I built and I continue to operate a public facing enterprise software-as-a-service (SaaS) product for my company. Behind the scenes, I run both Linux-based and Windows-based EC2 instances to facilitate the functions of the service, and at times we might run large numbers of EC2 instances concurrently. Lately, I’ve started to see some Windows-based instances that intermittently boot with an incorrect clock setting. The time zone appears to be incorrect, and the time on the box is UTC instead of PST. The time, in hours/minutes/seconds, appears to be otherwise correct, but it is off by eight hours due to the time zone. Ordinarily, I wouldn’t be too worried about this, but in my case I use the S3 API on the instance, and the S3 API calculates a security signature for all requests that incorporates the current time of the machine in the algorithm. If the time setting of the S3 caller differs by more than 15 minutes from the time setting of the S3 servers, then the request will be bounced by the server with the following error message:
The difference between the request time and the current time is too large
The failure of this S3 request is a major problem for my application, so I dug into this to see what was going on. As far as I can tell, Windows is failing to sync up with time.windows.com via NTP and the result of this error seemed to be the incorrect time zone setting (although I can’t tell you why exactly that error would result in that outcome). I switched to an alternate NTP server at nist.gov — time-nw.nist.gov — and this appears to resolve the issue.
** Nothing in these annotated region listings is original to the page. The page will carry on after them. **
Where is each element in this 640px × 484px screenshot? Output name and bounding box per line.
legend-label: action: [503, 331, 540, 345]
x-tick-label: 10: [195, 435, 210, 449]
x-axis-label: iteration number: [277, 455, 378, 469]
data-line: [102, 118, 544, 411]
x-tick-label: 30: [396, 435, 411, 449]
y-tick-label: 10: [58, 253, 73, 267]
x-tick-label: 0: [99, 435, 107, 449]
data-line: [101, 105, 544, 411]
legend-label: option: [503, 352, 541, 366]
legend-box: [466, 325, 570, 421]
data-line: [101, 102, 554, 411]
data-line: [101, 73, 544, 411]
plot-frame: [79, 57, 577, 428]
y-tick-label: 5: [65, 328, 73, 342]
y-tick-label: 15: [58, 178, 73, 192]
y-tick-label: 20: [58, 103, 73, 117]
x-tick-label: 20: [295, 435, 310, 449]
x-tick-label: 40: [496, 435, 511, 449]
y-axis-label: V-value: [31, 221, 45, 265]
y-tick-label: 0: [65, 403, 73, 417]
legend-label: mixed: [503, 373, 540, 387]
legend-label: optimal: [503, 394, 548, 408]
Some further searching has led me to believe that there may be an underlying hardware-related bug in the virtualization layer that affects the ability of Windows to access the time.windows.com service, as well as affecting some other applications (e.g. Cygwin, and Bash and Perl running via Cygwin), and this bug is observed only on AMD hardware. This is just a guess, however, and I can not say conclusively that this is a hardware-related issue since there is no transparency into EC2. But if you are running an application that is sensitive to the clock setting on an EC2 instance, then you should pay attention to the time zone setting of your instances as they boot.
Hope this helps.